D’après un représentant de la société Simco Sông Dà, spécialisée dans l’envoi des travailleurs à l’étranger, le nombre de partants a diminué de moitié en 2014 par rapport à 2013, principalement en raison des abandons massifs des candidats. Des désengagements qui agacent les entreprises en question, puisque dans le processus de recrutement et de formation, ce sont elles qui avancent tous les frais de déplacement, de logement..., des travailleurs vivant dans les districts pauvres. Si le Département de gestion des travailleurs à l’étranger rembourse la facture, il le fait uniquement pour les partants, ce qui représente parfois à peine 20% des inscrits. «Les politiques d’assistance aux entreprises doivent être revues pour renforcer l’envoi des travailleurs des districts pauvres à l’étranger et éviter d’essuyer des pertes parfois importantes», affirme ce représentant.
En outre, le recrutement dans les districts démunis se heurte au problème des qualifications professionnelles, auquel vient se greffer la complexité des formalités pour obtenir un prêt à taux préférentiel.
Miser sur l’aspect qualitatif
Hoàng Kim Ngoc, chef adjointe du Département de gestion des travailleurs à l’étranger, explique que la première difficulté concerne la santé des candidats. Dans certaines localités, de 40% à 50% du personnel recruté ne répond pas aux demandes des pays d’accueil. Vient ensuite la formation. Pour le marché japonais par exemple, chaque formation dure jusqu’à huit mois. Or, des enquêtes montrent que jusqu’à 60% des candidats ne parviennent pas à suivre six heures continues d’études chaque jour. Ce qui, sur le papier, n’a rien d’insurmontable pourtant...
Si, d’après Hoàng Kim Ngoc, les entreprises et organismes de gestion ont l’intention de réunir un maximum de conditions propices aux travailleurs désireux de partir à l’étranger, il est hors de question de faire n’importe quoi en faisant en sorte de les envoyer coûte que coûte. Le Département de gestion des travailleurs à l’étranger, en collaboration avec les entreprises locales, renforceront les critères de recrutement et la formation pour limiter les désistements.
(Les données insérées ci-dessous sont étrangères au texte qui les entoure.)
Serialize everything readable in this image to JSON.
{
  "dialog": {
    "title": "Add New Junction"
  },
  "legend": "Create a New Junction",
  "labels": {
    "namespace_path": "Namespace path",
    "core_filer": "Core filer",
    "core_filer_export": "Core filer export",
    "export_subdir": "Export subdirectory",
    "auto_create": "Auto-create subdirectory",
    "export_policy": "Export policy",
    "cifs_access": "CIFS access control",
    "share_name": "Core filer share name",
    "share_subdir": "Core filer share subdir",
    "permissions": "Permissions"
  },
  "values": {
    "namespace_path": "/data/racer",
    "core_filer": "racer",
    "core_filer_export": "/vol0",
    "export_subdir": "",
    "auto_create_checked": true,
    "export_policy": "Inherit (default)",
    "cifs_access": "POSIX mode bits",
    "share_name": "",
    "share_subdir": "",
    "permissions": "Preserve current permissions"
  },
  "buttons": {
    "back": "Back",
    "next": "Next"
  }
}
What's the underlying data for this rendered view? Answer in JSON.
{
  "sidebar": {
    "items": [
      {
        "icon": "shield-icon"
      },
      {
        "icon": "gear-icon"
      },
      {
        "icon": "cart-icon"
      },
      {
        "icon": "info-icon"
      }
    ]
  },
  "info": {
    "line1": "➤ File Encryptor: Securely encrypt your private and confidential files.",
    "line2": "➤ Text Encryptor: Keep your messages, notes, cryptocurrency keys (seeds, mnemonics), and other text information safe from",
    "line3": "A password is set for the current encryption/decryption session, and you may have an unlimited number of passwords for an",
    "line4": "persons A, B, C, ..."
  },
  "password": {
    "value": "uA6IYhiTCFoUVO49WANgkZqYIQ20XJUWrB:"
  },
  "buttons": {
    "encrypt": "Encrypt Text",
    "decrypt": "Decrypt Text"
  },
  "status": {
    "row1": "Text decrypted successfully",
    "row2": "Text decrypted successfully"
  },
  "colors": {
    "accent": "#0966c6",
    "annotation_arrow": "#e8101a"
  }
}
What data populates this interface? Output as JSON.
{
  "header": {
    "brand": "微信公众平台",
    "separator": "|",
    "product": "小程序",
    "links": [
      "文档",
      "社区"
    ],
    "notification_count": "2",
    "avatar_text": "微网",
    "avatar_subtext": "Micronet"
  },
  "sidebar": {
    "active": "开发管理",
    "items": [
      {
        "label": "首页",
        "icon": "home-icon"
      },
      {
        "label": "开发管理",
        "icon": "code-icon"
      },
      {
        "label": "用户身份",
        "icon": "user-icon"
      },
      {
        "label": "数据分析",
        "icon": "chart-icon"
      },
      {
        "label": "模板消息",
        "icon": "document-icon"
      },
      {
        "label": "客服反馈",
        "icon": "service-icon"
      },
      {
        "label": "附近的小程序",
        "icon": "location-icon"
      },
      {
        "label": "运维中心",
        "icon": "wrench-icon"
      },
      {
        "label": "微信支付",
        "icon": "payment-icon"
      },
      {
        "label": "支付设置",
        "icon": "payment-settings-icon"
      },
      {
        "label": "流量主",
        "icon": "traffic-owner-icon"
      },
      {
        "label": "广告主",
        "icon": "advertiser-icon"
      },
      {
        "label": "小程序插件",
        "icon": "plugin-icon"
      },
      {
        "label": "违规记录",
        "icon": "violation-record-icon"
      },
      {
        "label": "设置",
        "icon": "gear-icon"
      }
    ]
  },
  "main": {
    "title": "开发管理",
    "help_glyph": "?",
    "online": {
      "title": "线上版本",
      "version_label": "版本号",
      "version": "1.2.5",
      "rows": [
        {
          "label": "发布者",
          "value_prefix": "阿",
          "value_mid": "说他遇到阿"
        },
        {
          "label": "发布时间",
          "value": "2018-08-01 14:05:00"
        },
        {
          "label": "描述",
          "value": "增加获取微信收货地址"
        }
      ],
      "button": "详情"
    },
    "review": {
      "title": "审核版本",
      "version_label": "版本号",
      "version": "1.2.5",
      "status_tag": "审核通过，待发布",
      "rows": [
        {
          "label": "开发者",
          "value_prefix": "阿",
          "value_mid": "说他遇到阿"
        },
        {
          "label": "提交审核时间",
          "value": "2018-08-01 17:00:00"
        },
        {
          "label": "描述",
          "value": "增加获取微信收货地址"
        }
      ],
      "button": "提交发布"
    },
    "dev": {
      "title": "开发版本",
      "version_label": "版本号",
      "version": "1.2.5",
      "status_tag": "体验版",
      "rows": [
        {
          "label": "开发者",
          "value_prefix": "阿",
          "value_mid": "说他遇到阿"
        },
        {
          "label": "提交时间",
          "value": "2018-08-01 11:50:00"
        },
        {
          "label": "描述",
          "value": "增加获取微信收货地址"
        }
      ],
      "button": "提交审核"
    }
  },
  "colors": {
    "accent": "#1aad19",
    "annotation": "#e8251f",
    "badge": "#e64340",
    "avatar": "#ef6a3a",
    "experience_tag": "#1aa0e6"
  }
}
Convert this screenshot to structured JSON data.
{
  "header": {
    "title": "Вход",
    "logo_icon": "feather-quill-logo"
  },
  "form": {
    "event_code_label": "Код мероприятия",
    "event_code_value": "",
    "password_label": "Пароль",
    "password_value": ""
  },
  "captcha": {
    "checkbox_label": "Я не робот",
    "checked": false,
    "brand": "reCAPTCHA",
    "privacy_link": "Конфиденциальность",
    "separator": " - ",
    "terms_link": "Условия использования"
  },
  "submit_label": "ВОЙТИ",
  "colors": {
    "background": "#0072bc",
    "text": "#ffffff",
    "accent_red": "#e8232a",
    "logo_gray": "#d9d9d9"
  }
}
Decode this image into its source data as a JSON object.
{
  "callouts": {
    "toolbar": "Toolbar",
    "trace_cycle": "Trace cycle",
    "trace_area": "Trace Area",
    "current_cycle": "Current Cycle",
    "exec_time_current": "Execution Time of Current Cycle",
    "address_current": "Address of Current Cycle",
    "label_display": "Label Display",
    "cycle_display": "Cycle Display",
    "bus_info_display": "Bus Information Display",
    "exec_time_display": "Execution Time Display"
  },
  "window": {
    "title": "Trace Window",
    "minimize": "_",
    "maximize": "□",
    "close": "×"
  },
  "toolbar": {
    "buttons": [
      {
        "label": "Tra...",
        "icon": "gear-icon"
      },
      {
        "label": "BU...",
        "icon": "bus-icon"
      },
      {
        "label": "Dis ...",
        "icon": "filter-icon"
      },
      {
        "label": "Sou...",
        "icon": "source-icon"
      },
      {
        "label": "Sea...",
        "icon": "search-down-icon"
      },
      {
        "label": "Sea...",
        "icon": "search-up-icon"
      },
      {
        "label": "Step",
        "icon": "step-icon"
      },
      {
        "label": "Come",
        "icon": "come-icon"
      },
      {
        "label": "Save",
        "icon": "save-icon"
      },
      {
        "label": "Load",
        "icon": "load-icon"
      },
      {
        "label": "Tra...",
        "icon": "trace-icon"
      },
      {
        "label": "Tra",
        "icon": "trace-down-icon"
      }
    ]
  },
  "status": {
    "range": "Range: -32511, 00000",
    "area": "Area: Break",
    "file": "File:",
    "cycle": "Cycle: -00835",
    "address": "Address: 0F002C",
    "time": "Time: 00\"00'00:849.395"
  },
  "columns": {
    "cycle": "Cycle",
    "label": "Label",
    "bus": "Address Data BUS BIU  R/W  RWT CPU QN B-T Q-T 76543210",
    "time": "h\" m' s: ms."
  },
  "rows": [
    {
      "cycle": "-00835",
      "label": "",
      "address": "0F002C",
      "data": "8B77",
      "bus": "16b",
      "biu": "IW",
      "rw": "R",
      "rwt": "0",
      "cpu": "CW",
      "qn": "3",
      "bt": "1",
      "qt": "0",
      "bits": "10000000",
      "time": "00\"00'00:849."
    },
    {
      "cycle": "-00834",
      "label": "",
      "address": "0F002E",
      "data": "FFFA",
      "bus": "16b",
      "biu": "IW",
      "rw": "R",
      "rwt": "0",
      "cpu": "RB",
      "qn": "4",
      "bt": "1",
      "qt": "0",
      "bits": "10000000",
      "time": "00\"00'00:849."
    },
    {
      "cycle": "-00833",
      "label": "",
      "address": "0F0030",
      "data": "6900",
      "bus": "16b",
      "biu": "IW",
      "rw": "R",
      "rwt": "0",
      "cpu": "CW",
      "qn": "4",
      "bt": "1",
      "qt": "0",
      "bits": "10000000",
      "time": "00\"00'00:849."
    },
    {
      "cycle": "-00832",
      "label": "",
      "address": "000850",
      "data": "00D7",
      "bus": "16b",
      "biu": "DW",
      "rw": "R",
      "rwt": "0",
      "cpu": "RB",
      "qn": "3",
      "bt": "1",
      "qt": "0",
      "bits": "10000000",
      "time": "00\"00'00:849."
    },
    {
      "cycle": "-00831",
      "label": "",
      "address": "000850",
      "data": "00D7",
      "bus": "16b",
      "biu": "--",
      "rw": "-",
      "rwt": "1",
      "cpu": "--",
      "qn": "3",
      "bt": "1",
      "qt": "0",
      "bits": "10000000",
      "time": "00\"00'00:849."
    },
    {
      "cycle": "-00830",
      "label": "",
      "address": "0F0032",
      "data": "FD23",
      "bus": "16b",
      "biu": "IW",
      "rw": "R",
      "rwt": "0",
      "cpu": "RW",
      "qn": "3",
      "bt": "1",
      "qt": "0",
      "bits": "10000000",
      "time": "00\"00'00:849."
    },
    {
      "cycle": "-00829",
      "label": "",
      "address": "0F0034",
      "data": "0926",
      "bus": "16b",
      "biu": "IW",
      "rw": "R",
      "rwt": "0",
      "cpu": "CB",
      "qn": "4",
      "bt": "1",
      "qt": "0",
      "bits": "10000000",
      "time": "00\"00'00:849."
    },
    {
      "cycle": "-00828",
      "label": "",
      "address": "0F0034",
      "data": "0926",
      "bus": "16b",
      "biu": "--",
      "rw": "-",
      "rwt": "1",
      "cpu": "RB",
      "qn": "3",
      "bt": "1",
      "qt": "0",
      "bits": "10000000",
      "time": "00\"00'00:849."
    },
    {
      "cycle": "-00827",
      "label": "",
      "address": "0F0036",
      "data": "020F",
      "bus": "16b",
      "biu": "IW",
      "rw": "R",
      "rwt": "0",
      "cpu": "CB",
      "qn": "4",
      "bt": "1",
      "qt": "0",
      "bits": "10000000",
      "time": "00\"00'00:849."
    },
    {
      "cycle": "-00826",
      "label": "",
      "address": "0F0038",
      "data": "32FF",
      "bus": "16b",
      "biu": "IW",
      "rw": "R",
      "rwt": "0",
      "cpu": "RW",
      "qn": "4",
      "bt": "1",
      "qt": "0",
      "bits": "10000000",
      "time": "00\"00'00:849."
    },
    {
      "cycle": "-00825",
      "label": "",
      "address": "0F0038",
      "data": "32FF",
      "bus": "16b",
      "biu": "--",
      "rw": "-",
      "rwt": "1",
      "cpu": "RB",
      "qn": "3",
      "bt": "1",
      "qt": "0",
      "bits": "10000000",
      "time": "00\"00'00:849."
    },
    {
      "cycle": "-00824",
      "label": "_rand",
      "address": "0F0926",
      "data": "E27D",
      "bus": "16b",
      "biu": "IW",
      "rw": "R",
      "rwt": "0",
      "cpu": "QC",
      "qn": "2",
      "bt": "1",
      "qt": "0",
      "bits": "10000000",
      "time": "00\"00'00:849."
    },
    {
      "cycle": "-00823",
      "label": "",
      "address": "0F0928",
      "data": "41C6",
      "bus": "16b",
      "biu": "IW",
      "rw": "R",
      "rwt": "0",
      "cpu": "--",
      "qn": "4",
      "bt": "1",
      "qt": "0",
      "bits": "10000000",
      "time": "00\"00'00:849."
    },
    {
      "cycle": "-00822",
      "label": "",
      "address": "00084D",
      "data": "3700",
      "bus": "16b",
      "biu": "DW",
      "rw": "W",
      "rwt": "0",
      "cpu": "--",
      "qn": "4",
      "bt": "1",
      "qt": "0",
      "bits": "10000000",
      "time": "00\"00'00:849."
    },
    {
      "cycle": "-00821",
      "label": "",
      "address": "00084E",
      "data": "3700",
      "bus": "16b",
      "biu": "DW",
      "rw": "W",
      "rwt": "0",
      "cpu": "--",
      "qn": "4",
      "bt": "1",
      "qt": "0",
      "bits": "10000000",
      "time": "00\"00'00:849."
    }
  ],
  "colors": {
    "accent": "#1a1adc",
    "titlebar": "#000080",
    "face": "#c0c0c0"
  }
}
Pour Nguyên Trong Dàm, vice-ministre du Travail, des Invalides de guerre et des Affaires sociales : «Le renforcement de l’envoi des travailleurs des districts démunis à l’étranger est une orientation pertinente. Le Département de gestion des travailleur à l’étranger doit appliquer des politiques d’assistance aux entreprises». Pour éviter les déconvenues actuelles, profitables à personne.